The yellow-clad pioneers of the five-a-side art then went on
to extend their dominance with victories in the 1980 and 1984
Pan American games.
With a lesser
number of players, a smaller field and a weighted ball, futsal
demanded the emergence of new strategies. Quick feet and a
quick mind were imperative, as was the use of the toes and the
bottom of the foot.
The
International Federation for Futebol de Sala (FIFUSA) was
officially founded in Brazil in 1971. And the first Futsal
World Championship (though not yet affiliated to FIFA) took
place in 1982 in the five-a-side hotbed of Sao Paolo.

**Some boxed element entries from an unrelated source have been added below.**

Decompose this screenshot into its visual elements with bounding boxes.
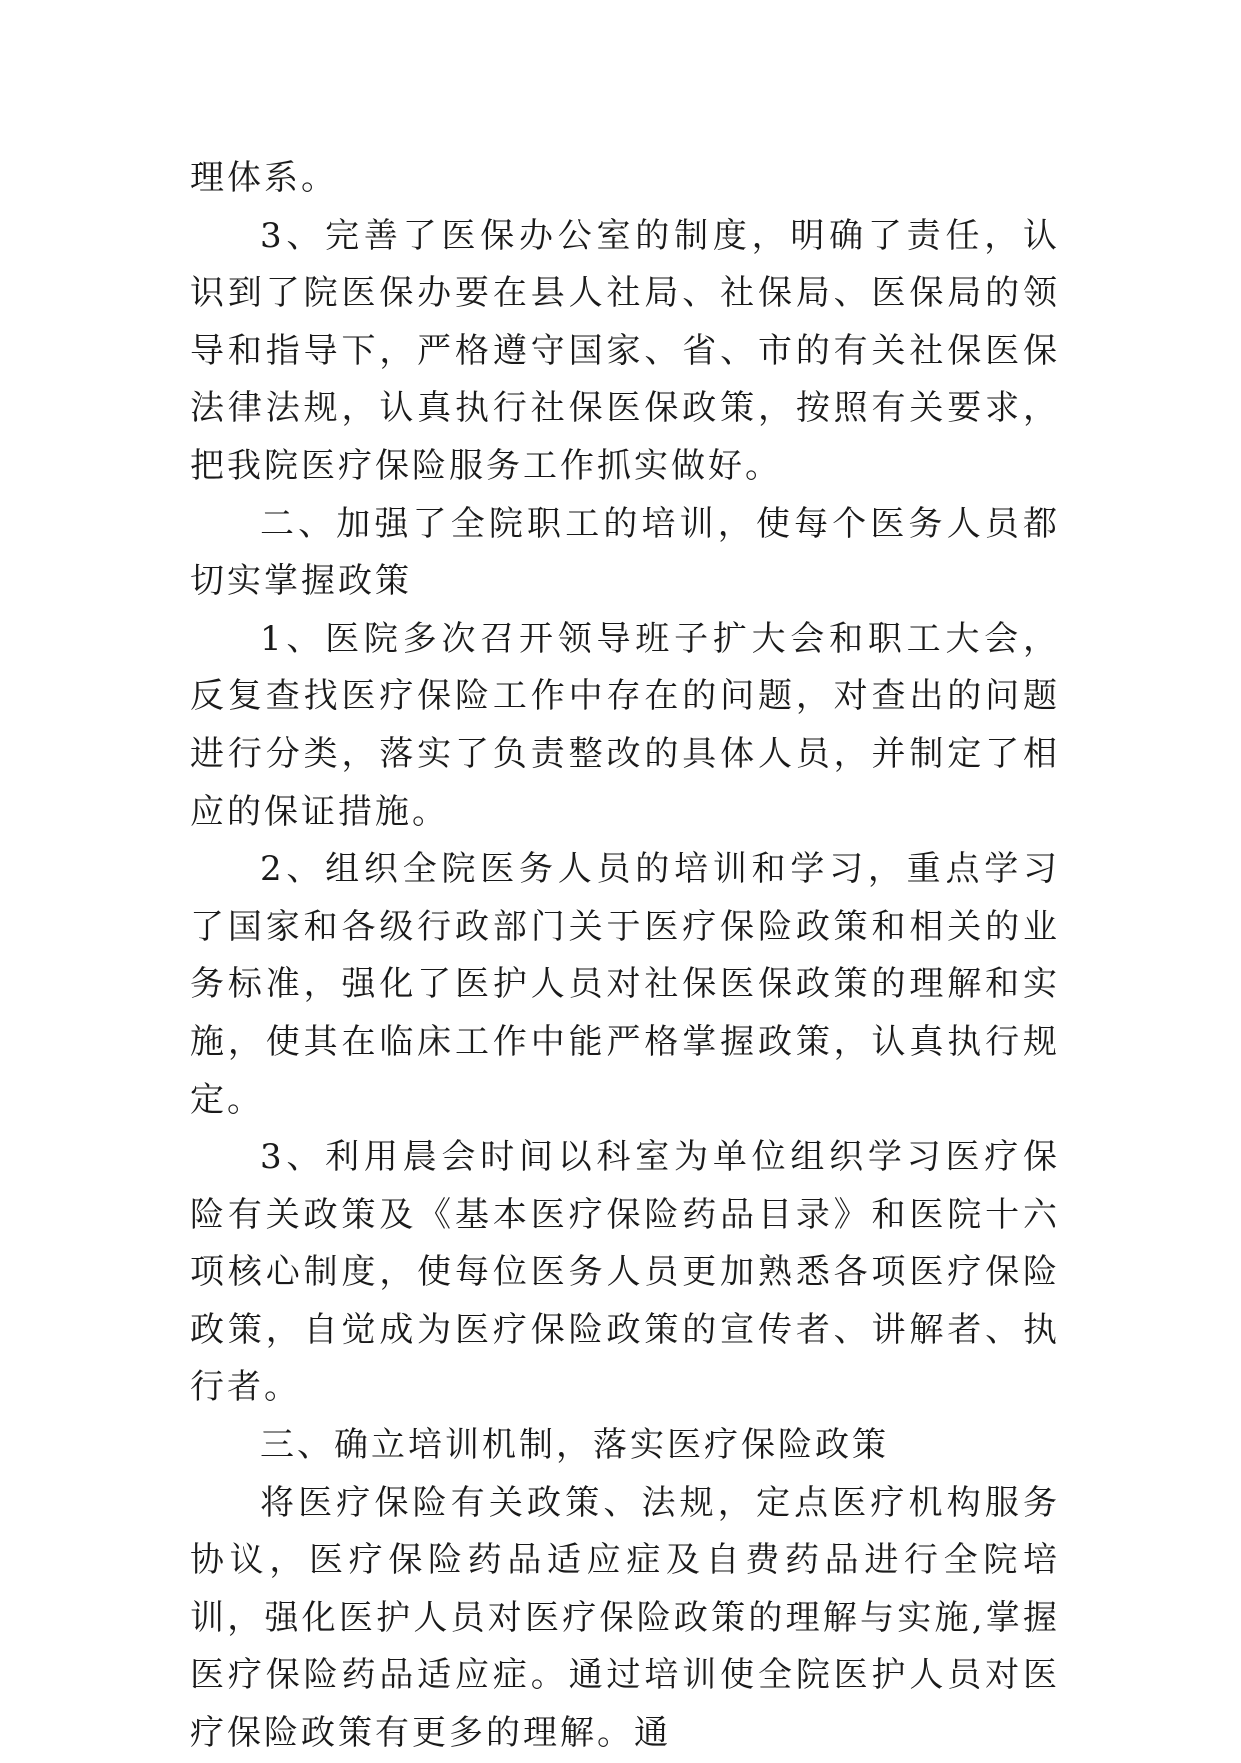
paragraph-policy-training: 将医疗保险有关政策、法规，定点医疗机构服务协议，医疗保险药品适应症及自费药品进行全院培训，强化医护人员对医疗保险政策的理解与实施,掌握医疗保险药品适应症。通过培训使全院医护人员对医疗保险政策有更多的理解。通	[190, 1482, 1060, 1754]
paragraph-item-3-morning-study: 3、利用晨会时间以科室为单位组织学习医疗保险有关政策及《基本医疗保险药品目录》和医院十六项核心制度，使每位医务人员更加熟悉各项医疗保险政策，自觉成为医疗保险政策的宣传者、讲解者、执行者。	[190, 1137, 1060, 1408]
paragraph-item-3-office-system: 3、完善了医保办公室的制度，明确了责任，认识到了院医保办要在县人社局、社保局、医保局的领导和指导下，严格遵守国家、省、市的有关社保医保法律法规，认真执行社保医保政策，按照有关要求，把我院医疗保险服务工作抓实做好。	[190, 215, 1060, 486]
paragraph-item-1-meetings: 1、医院多次召开领导班子扩大会和职工大会，反复查找医疗保险工作中存在的问题，对查出的问题进行分类，落实了负责整改的具体人员，并制定了相应的保证措施。	[190, 618, 1060, 832]
section-heading-3-training-mechanism: 三、确立培训机制，落实医疗保险政策	[260, 1425, 889, 1466]
paragraph-item-2-staff-training: 2、组织全院医务人员的培训和学习，重点学习了国家和各级行政部门关于医疗保险政策和相关的业务标准，强化了医护人员对社保医保政策的理解和实施，使其在临床工作中能严格掌握政策，认真执行规定。	[190, 849, 1060, 1120]
document-page	[190, 150, 1060, 1763]
paragraph-continuation: 理体系。	[190, 158, 338, 198]
section-heading-2-training: 二、加强了全院职工的培训，使每个医务人员都切实掌握政策	[190, 503, 1060, 602]
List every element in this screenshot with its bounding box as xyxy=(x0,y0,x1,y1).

Continuing their stranglehold on the game, Brazil again took
the honours with a team studded with stars from the outdoor
game. They then went on to repeat their winning ways in Spain
three years later in 1985, before losing their crown in
Australia to rivals Paraguay.
Enter
FIFA
FIFA got on board in 1989, bringing the five-a-side game under
its auspices and sponsoring the first 'official' FIFA Futsal
World Championship in 1989 in Holland. With the new official
tag, the name of the game officially became 'futsal.' Brazil
also got themselves back on track and won the title twice on
the trot (Holland 1989 and Hong Kong 1992)
In 1996 the
Brazilians again took the world title, but four years later in
2000, Spain - Europe's emerging power - upset the South
American apple cart in Guatemala.
Currently
on the cusp of challenging Brazil's
long-term supremacy, Spain is
not the only European team finding their way in the world of
futsal. Russia, England, Italy and Ukraine are all emerging
as fine five-a-side purveyors in their own right.
With
professional leagues popping up in Brazil, Russia, Portugal,
Spain, Iran and Japan, the old assumption that futsal is
merely a means of developing creativity and skills to be used
in the outdoor game is beginning to fade. The small-sided
game is thriving, in its own right, on six continents.
Crucial
for development
Futsal's role
in fostering imagination and creativity to be used in the
outdoor game is still crucial.
"Players in
Brazil are better than Americans in general because they are
more technically sound," current U.S. futsal captain and
veteran of Spain 96 Sean Bowers recently told FIFA.com. "We
(in the USA) are some of the best athletes in the world, but
we really need to get that extra technical edge, and this is
where futsal comes in."
Brazil and Real
Madrid superstar Ronaldo pointed directly to futsal after
scoring a brilliant, toe-poke goal against Turkey in the
semi-final of the FIFA World Cup Korea/Japan 2002.
"Nobody
expected me to do it," he admitted. "It's not easy to shoot
the ball with the point of the toe, but it was just
instinctive, and I owe it to playing a lot of futsal when I
was a boy."
Looking
ahead to the upcoming FIFA Futsal World Championship in Chinese
Taipei (21 November - 5
December), all eyes will surely be on Brazil's five-a-side
maestros. But with development and participation on the rise,
parity is bound to be the watchword this tim around.